A railway extension that will see the last stop pushed to Yanchep, 30 kilometres north of Joondalup, means people living along the city's north-west coast have even less reason to commute into Perth.
Now, attention has turned to making the Joondalup city centre more vibrant.
Some street-facing shop owners the ABC spoke to said they were concerned about the lack of people in the area, while both Ms Pihema and Mr Kewley wanted to see more to get the city's heart beating.
"Activation of the city centre would be good, get the community more involved in things," Ms Pihema said.
Dr Maginn said the dominance of the shopping centre was very clear in Joondalup.
"Joondalup was planned to have [a city centre], and there is one there, but it's rendered invisible – it's overshadowed basically," he said.
"The shopping centre is the de-facto town centre."
Activating the heart
Getting people to step outside the boundaries of what was up until recently WA's biggest shopping centre is a now key focus for the satellite city.

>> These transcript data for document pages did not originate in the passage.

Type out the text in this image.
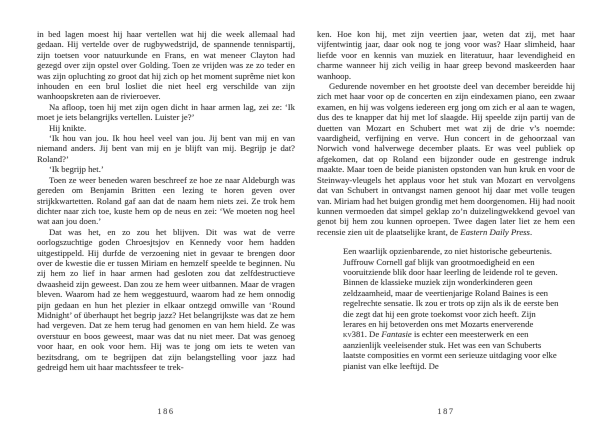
in bed lagen moest hij haar vertellen wat hij die week allemaal had gedaan. Hij vertelde over de rugbywedstrijd, de spannende tennispartij, zijn toetsen voor natuurkunde en Frans, en wat meneer Clayton had gezegd over zijn opstel over Golding. Toen ze vrijden was ze zo teder en was zijn opluchting zo groot dat hij zich op het moment suprême niet kon inhouden en een brul losliet die niet heel erg verschilde van zijn wanhoopskreten aan de rivieroever.

Na afloop, toen hij met zijn ogen dicht in haar armen lag, zei ze: ‘Ik moet je iets belangrijks vertellen. Luister je?’

Hij knikte.

‘Ik hou van jou. Ik hou heel veel van jou. Jij bent van mij en van niemand anders. Jij bent van mij en je blijft van mij. Begrijp je dat? Roland?’

‘Ik begrijp het.’

Toen ze weer beneden waren beschreef ze hoe ze naar Aldeburgh was gereden om Benjamin Britten een lezing te horen geven over strijkkwartetten. Roland gaf aan dat de naam hem niets zei. Ze trok hem dichter naar zich toe, kuste hem op de neus en zei: ‘We moeten nog heel wat aan jou doen.’

Dat was het, en zo zou het blijven. Dit was wat de verre oorlogszuchtige goden Chroesjtsjov en Kennedy voor hem hadden uitgestippeld. Hij durfde de verzoening niet in gevaar te brengen door over de kwestie die er tussen Miriam en hemzelf speelde te beginnen. Nu zij hem zo lief in haar armen had gesloten zou dat zelfdestructieve dwaasheid zijn geweest. Dan zou ze hem weer uitbannen. Maar de vragen bleven. Waarom had ze hem weggestuurd, waarom had ze hem onnodig pijn gedaan en hun het plezier in elkaar ontzegd omwille van ‘Round Midnight’ of überhaupt het begrip jazz? Het belangrijkste was dat ze hem had vergeven. Dat ze hem terug had genomen en van hem hield. Ze was overstuur en boos geweest, maar was dat nu niet meer. Dat was genoeg voor haar, en ook voor hem. Hij was te jong om iets te weten van bezitsdrang, om te begrijpen dat zijn belangstelling voor jazz had gedreigd hem uit haar machtssfeer te trek-

186

ken. Hoe kon hij, met zijn veertien jaar, weten dat zij, met haar vijfentwintig jaar, daar ook nog te jong voor was? Haar slimheid, haar liefde voor en kennis van muziek en literatuur, haar levendigheid en charme wanneer hij zich veilig in haar greep bevond maskeerden haar wanhoop.

Gedurende november en het grootste deel van december bereidde hij zich met haar voor op de concerten en zijn eindexamen piano, een zwaar examen, en hij was volgens iedereen erg jong om zich er al aan te wagen, dus des te knapper dat hij met lof slaagde. Hij speelde zijn partij van de duetten van Mozart en Schubert met wat zij de drie v’s noemde: vaardigheid, verfijning en verve. Hun concert in de gehoorzaal van Norwich vond halverwege december plaats. Er was veel publiek op afgekomen, dat op Roland een bijzonder oude en gestrenge indruk maakte. Maar toen de beide pianisten opstonden van hun kruk en voor de Steinway-vleugels het applaus voor het stuk van Mozart en vervolgens dat van Schubert in ontvangst namen genoot hij daar met volle teugen van. Miriam had het buigen grondig met hem doorgenomen. Hij had nooit kunnen vermoeden dat simpel geklap zo’n duizelingwekkend gevoel van genot bij hem zou kunnen oproepen. Twee dagen later liet ze hem een recensie zien uit de plaatselijke krant, de Eastern Daily Press.

Een waarlijk opzienbarende, zo niet historische gebeurtenis. Juffrouw Cornell gaf blijk van grootmoedigheid en een vooruitziende blik door haar leerling de leidende rol te geven. Binnen de klassieke muziek zijn wonderkinderen geen zeldzaamheid, maar de veertienjarige Roland Baines is een regelrechte sensatie. Ik zou er trots op zijn als ik de eerste ben die zegt dat hij een grote toekomst voor zich heeft. Zijn lerares en hij betoverden ons met Mozarts enerverende kv381. De Fantasie is echter een meesterwerk en een aanzienlijk veeleisender stuk. Het was een van Schuberts laatste composities en vormt een serieuze uitdaging voor elke pianist van elke leeftijd. De
187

"If you walked over to Lakeside Shopping Centre right now, I bet you it's as busy as Murray Street, Hay Street Mall," said Mayor Albert Jacob.
"We don't want to take away from that success, they're great partners of ours, but we want to fray the edges of the shopping centre, blend the general CBD in with it a bit better."
The mayor wants to see more business come to town, pushing local employment up, and growing the satellite city's skyline.
"There are no height limits in the Joondalup CBD," Mr Jacob said.
"We're setting out to be the CBD of the northern corridor – we've come a long way, but there's still a long way to go."